Trois semaines après l'annonce par Herman Green du dépôt de bilan, la gobeleterie Durobor reprend son souffle. La Sogepa, bras financier de la Wallonie et actionnaire à 48% de Durobor, a annoncé avoir conclu un accord avec un candidat qui a le projet de relancer l’activité de production et de décoration de Durobor.

Tant l'industrie du verre semble saturée à cause de la concurrence étrangère et tant les investissements nécessaires pour relancer l'usine sont importants, les espoirs d'une reprise totale du site étaient très minces. Et pourtant, le projet mis sur la table par ce candidat repreneur paraît bien réel. "Associé un plan d’investissement majeur dans l’outil, ce projet repose sur une stratégie de long terme dont l’ambition est de faire de Durobor un leader mondial dans son secteur", explique Renaud Witmeur, président du Comité de direction de la Sogepa.

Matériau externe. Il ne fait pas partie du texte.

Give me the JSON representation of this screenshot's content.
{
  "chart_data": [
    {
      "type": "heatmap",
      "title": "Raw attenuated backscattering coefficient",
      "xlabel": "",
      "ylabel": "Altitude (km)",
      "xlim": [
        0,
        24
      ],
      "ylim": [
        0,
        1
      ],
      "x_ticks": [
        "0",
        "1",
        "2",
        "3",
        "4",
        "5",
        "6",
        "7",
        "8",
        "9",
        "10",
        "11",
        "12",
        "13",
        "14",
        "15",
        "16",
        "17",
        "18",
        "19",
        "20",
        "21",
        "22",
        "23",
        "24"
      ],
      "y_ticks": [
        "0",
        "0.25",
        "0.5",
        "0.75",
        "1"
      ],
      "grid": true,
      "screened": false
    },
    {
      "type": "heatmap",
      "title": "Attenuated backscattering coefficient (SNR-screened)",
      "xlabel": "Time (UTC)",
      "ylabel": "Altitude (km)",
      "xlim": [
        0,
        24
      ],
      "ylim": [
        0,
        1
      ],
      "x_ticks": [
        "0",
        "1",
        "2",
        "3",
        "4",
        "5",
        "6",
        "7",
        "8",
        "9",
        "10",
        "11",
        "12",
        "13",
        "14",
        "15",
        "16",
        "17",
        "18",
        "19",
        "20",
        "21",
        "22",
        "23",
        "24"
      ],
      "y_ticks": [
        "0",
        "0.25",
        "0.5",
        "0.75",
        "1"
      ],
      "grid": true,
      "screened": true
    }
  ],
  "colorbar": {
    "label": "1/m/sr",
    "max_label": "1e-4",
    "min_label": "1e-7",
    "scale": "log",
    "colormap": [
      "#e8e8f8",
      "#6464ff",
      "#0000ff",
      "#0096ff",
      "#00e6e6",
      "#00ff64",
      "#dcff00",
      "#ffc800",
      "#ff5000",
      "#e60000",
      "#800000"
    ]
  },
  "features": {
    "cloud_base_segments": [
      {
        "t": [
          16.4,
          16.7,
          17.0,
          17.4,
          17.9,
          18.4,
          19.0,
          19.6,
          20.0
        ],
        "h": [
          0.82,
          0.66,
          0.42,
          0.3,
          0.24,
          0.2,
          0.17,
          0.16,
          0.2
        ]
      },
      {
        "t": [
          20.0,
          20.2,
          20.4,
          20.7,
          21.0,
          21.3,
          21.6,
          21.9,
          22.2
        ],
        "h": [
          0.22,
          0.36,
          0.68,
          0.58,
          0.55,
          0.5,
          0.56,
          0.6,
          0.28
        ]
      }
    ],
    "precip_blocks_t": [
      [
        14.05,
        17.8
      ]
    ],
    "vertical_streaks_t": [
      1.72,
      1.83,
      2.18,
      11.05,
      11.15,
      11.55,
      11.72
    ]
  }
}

L'espoir renaît donc dans le chef des 150 travailleurs de l'usine qui ont déjà entamé les démarches auprès du Forem tout en gardant un œil sur une éventuelle reprise. "Pour faire fonctionner l’usine dans sa configuration actuelle, il est difficile de descendre sous la barre des 150 employés comme c’était le cas au moment de la faillite", assure Rico Zara (CSC). "Si le candidat reprend l’entièreté du site, j’ose donc espérer que l’ensemble des travailleurs soient aussi repris."

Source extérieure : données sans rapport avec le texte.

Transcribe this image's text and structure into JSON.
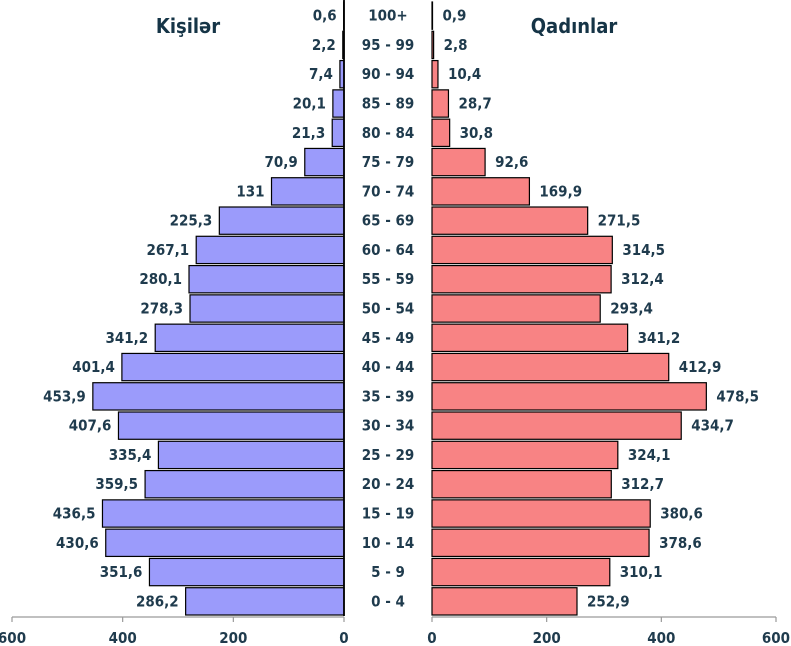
{
  "chart_data": {
    "type": "bar",
    "orientation": "horizontal",
    "layout": "population-pyramid",
    "categories": [
      "0 - 4",
      "5 - 9",
      "10 - 14",
      "15 - 19",
      "20 - 24",
      "25 - 29",
      "30 - 34",
      "35 - 39",
      "40 - 44",
      "45 - 49",
      "50 - 54",
      "55 - 59",
      "60 - 64",
      "65 - 69",
      "70 - 74",
      "75 - 79",
      "80 - 84",
      "85 - 89",
      "90 - 94",
      "95 - 99",
      "100+"
    ],
    "series": [
      {
        "name": "Kişilər",
        "color": "#9b9bfb",
        "values": [
          286.2,
          351.6,
          430.6,
          436.5,
          359.5,
          335.4,
          407.6,
          453.9,
          401.4,
          341.2,
          278.3,
          280.1,
          267.1,
          225.3,
          131,
          70.9,
          21.3,
          20.1,
          7.4,
          2.2,
          0.6
        ],
        "labels": [
          "286,2",
          "351,6",
          "430,6",
          "436,5",
          "359,5",
          "335,4",
          "407,6",
          "453,9",
          "401,4",
          "341,2",
          "278,3",
          "280,1",
          "267,1",
          "225,3",
          "131",
          "70,9",
          "21,3",
          "20,1",
          "7,4",
          "2,2",
          "0,6"
        ]
      },
      {
        "name": "Qadınlar",
        "color": "#f88384",
        "values": [
          252.9,
          310.1,
          378.6,
          380.6,
          312.7,
          324.1,
          434.7,
          478.5,
          412.9,
          341.2,
          293.4,
          312.4,
          314.5,
          271.5,
          169.9,
          92.6,
          30.8,
          28.7,
          10.4,
          2.8,
          0.9
        ],
        "labels": [
          "252,9",
          "310,1",
          "378,6",
          "380,6",
          "312,7",
          "324,1",
          "434,7",
          "478,5",
          "412,9",
          "341,2",
          "293,4",
          "312,4",
          "314,5",
          "271,5",
          "169,9",
          "92,6",
          "30,8",
          "28,7",
          "10,4",
          "2,8",
          "0,9"
        ]
      }
    ],
    "xlim": [
      0,
      600
    ],
    "left_ticks": [
      "600",
      "400",
      "200",
      "0"
    ],
    "right_ticks": [
      "0",
      "200",
      "400",
      "600"
    ],
    "tick_values": [
      600,
      400,
      200,
      0
    ],
    "right_tick_values": [
      0,
      200,
      400,
      600
    ],
    "grid": false,
    "legend": "none",
    "left_title": "Kişilər",
    "right_title": "Qadınlar"
  }
}
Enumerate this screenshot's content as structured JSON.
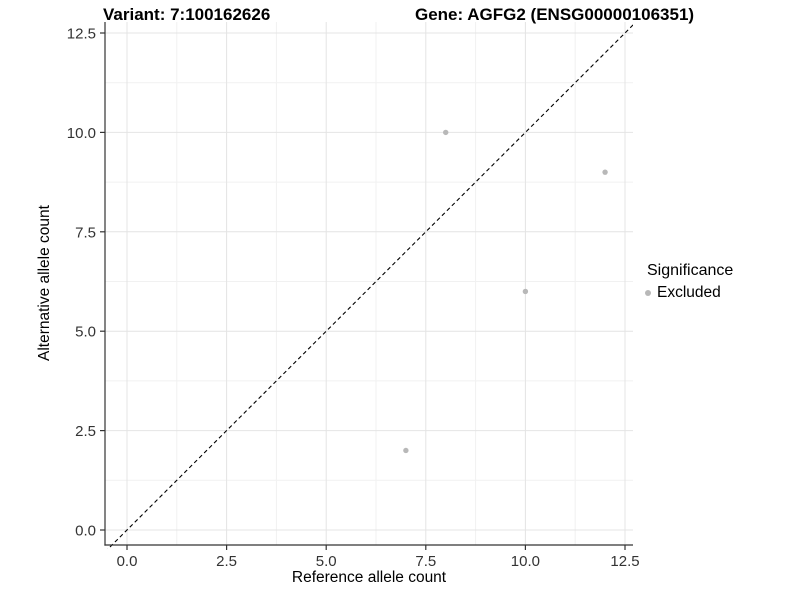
{
  "chart_data": {
    "type": "scatter",
    "title_left": "Variant: 7:100162626",
    "title_right": "Gene: AGFG2 (ENSG00000106351)",
    "xlabel": "Reference allele count",
    "ylabel": "Alternative allele count",
    "xlim": [
      -0.55,
      12.7
    ],
    "ylim": [
      -0.4,
      12.8
    ],
    "xticks": [
      0,
      2.5,
      5,
      7.5,
      10,
      12.5
    ],
    "xtick_labels": [
      "0.0",
      "2.5",
      "5.0",
      "7.5",
      "10.0",
      "12.5"
    ],
    "yticks": [
      0,
      2.5,
      5,
      7.5,
      10,
      12.5
    ],
    "ytick_labels": [
      "0.0",
      "2.5",
      "5.0",
      "7.5",
      "10.0",
      "12.5"
    ],
    "xticks_minor": [
      1.25,
      3.75,
      6.25,
      8.75,
      11.25
    ],
    "yticks_minor": [
      1.25,
      3.75,
      6.25,
      8.75,
      11.25
    ],
    "grid": "major-and-minor",
    "reference_line": {
      "type": "identity",
      "slope": 1,
      "intercept": 0,
      "style": "dashed",
      "color": "#000000"
    },
    "series": [
      {
        "name": "Excluded",
        "color": "#b8b8b8",
        "points": [
          {
            "x": 8,
            "y": 10
          },
          {
            "x": 12,
            "y": 9
          },
          {
            "x": 10,
            "y": 6
          },
          {
            "x": 7,
            "y": 2
          }
        ]
      }
    ],
    "legend": {
      "position": "right",
      "title": "Significance",
      "items": [
        {
          "label": "Excluded",
          "color": "#b8b8b8"
        }
      ]
    },
    "colors": {
      "background": "#ffffff",
      "grid_major": "#e4e4e4",
      "grid_minor": "#f1f1f1",
      "axis_line": "#333333",
      "tick_text": "#333333",
      "point": "#b8b8b8"
    }
  }
}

Les syndicats préfèrent toutefois rester très prudents. "Un accord a été signé mais aucune réelle garantie n’est donnée pour le moment. Il est tout de même important de souligner que le candidat prend en charge l’arrêt du four, ce qui représente un coût énorme. Ça signifie que l’intérêt est grand mais il ne faut pas non plus créer de faux espoirs car il reste du chemin à parcourir."